From a development perspective, a serverless function is a bundle of code that you upload to a serverless provider (such as AWS or Google). This code can be configured to respond to requests via a URL, run on a schedule (that is, via a cron job), or called from other services or serverless functions.
Serverless functions are ideal for adding a dash of backend functionality to frontend applications without the complexity and cost of running a full server.
At the other end of the scale, you can also build whole applications with serverless functions. In conjunction with other cloud services providing file storage, database systems, and authentication, it’s possible to build large, robust and scalable applications without having to provision a single server.

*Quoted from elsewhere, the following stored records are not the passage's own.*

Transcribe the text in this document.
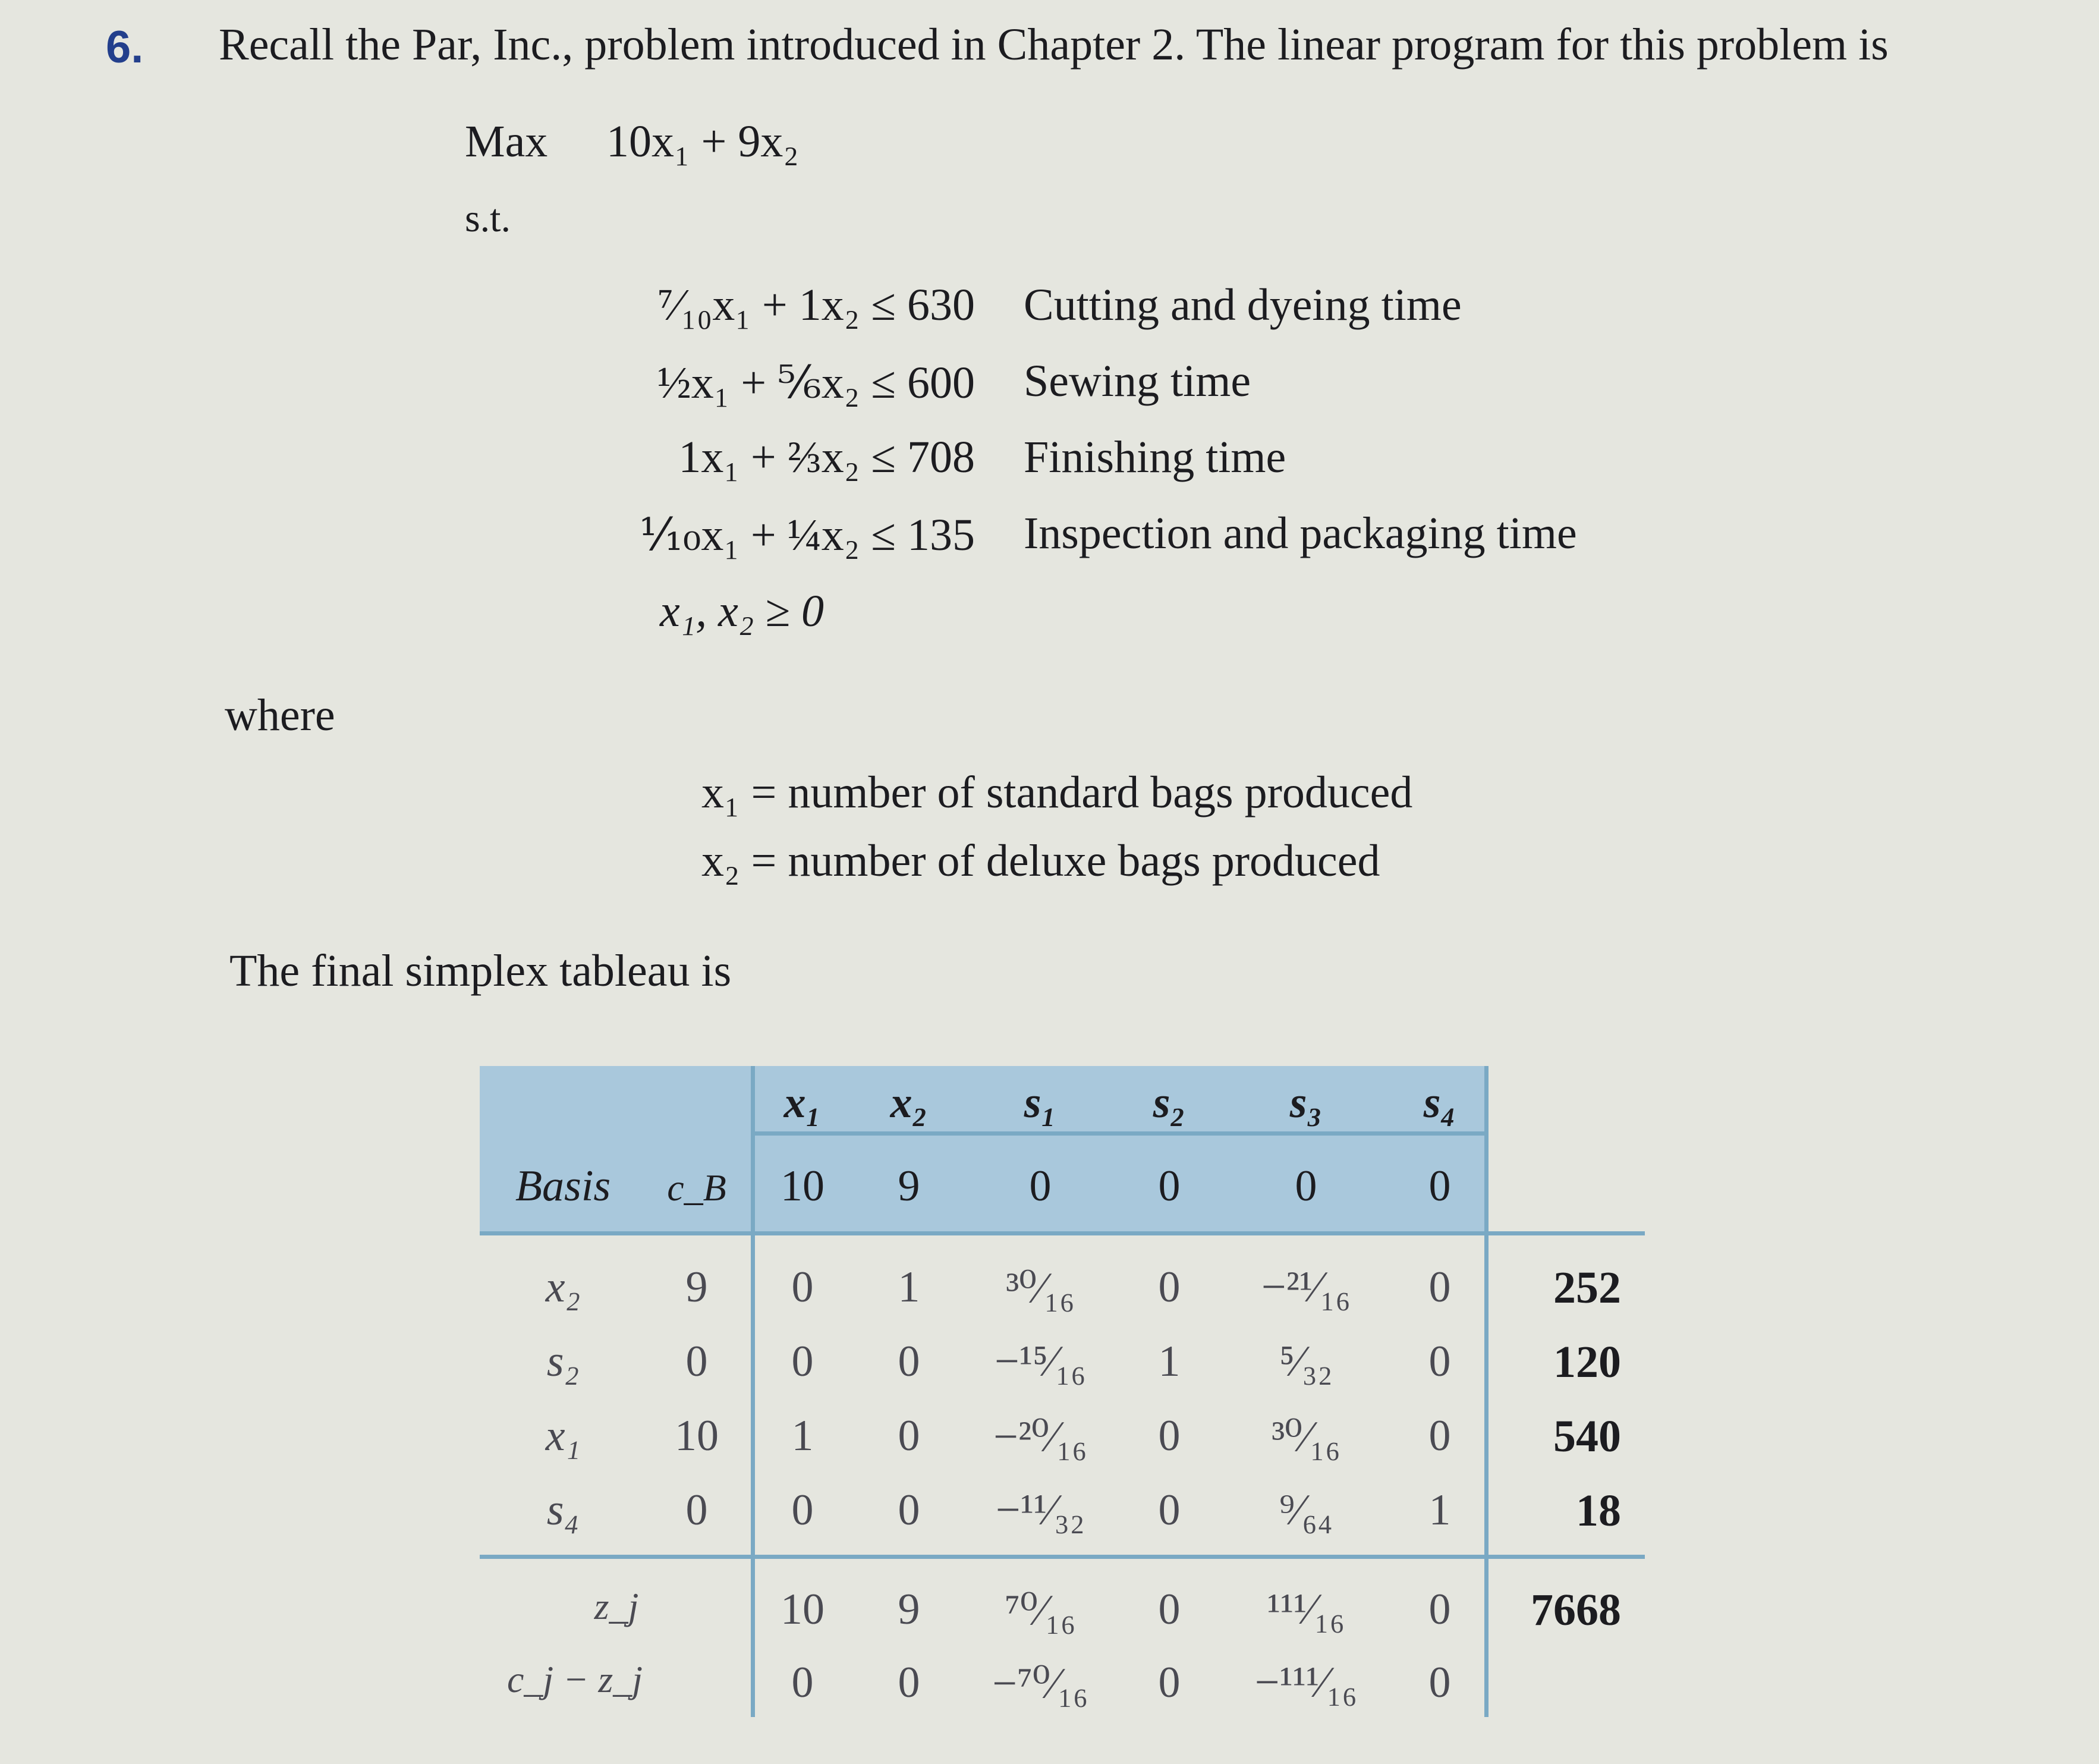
6. Recall the Par, Inc., problem introduced in Chapter 2. The linear program for this problem is
Max 10x₁ + 9x₂
s.t.
⁷⁄₁₀x₁ + 1x₂ ≤ 630 Cutting and dyeing time
½x₁ + ⅚x₂ ≤ 600 Sewing time
1x₁ + ⅔x₂ ≤ 708 Finishing time
⅒x₁ + ¼x₂ ≤ 135 Inspection and packaging time
x₁, x₂ ≥ 0
where
x₁ = number of standard bags produced
x₂ = number of deluxe bags produced
The final simplex tableau is
x₁ x₂ s₁ s₂ s₃ s₄
Basis c_B 10 9 0 0	0	0
x₂ 9 0 1 ³⁰⁄₁₆ 0 −²¹⁄₁₆ 0 252
s₂ 0 0 0 −¹⁵⁄₁₆ 1 ⁵⁄₃₂ 0 120
x₁ 10 1 0 −²⁰⁄₁₆ 0 ³⁰⁄₁₆ 0 540
s₄ 0 0 0 −¹¹⁄₃₂ 0 ⁹⁄₆₄ 1	18
z_j	10 9 ⁷⁰⁄₁₆ 0 ¹¹¹⁄₁₆ 0 7668
c_j − z_j	0 0 −⁷⁰⁄₁₆ 0 −¹¹¹⁄₁₆ 0
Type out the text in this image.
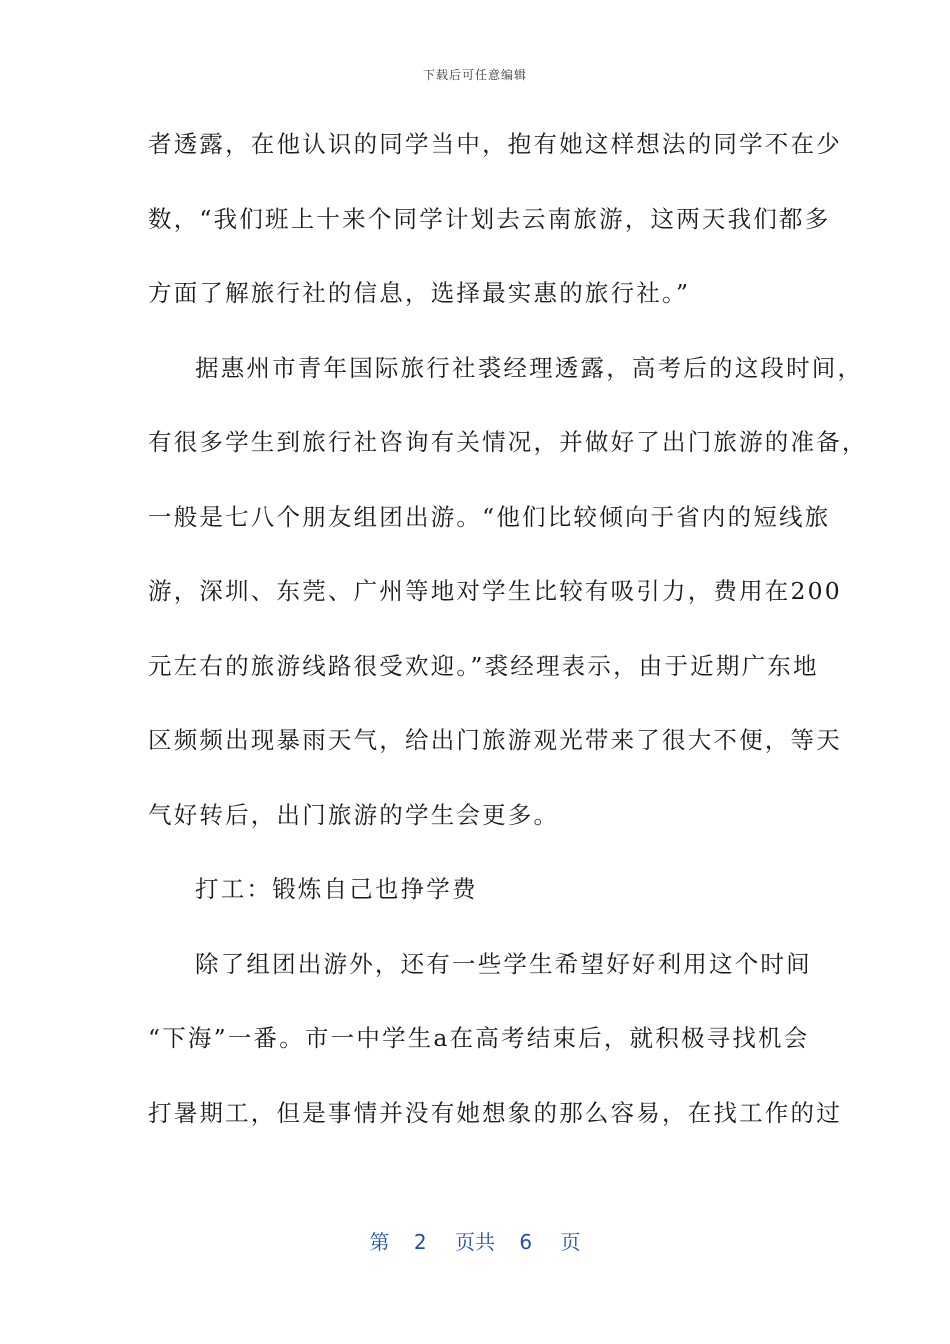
下载后可任意编辑
者透露，在他认识的同学当中，抱有她这样想法的同学不在少
数，“我们班上十来个同学计划去云南旅游，这两天我们都多
方面了解旅行社的信息，选择最实惠的旅行社。”
据惠州市青年国际旅行社裘经理透露，高考后的这段时间，
有很多学生到旅行社咨询有关情况，并做好了出门旅游的准备，
一般是七八个朋友组团出游。“他们比较倾向于省内的短线旅
游，深圳、东莞、广州等地对学生比较有吸引力，费用在200
元左右的旅游线路很受欢迎。”裘经理表示，由于近期广东地
区频频出现暴雨天气，给出门旅游观光带来了很大不便，等天
气好转后，出门旅游的学生会更多。
打工：锻炼自己也挣学费
除了组团出游外，还有一些学生希望好好利用这个时间
“下海”一番。市一中学生a在高考结束后，就积极寻找机会
打暑期工，但是事情并没有她想象的那么容易，在找工作的过
第 2 页共 6 页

Serverless functions are run in micro-containers that are started up on demand. They’re designed for fairly short-running processes, and so billing is set with this in mind. Unlike full server instances, which are often billed by the hour, serverless functions are typically billed by the GB-second. With minimum billing durations in the order of milliseconds, low-frequency or sporadic workloads are much cheaper to run as serverless functions than traditional server instances. Light workloads and prototyping can even fall within the free tier of some providers.
The on-demand invocation of serverless functions means they scale quickly and easily with no extra work on the part of the developer. This makes them ideal for situations where traffic may spike unpredictably, as more instances of the function will automatically be made available to handle the load. The function will be scaled back down afterward, meaning you won’t be paying for unused capacity.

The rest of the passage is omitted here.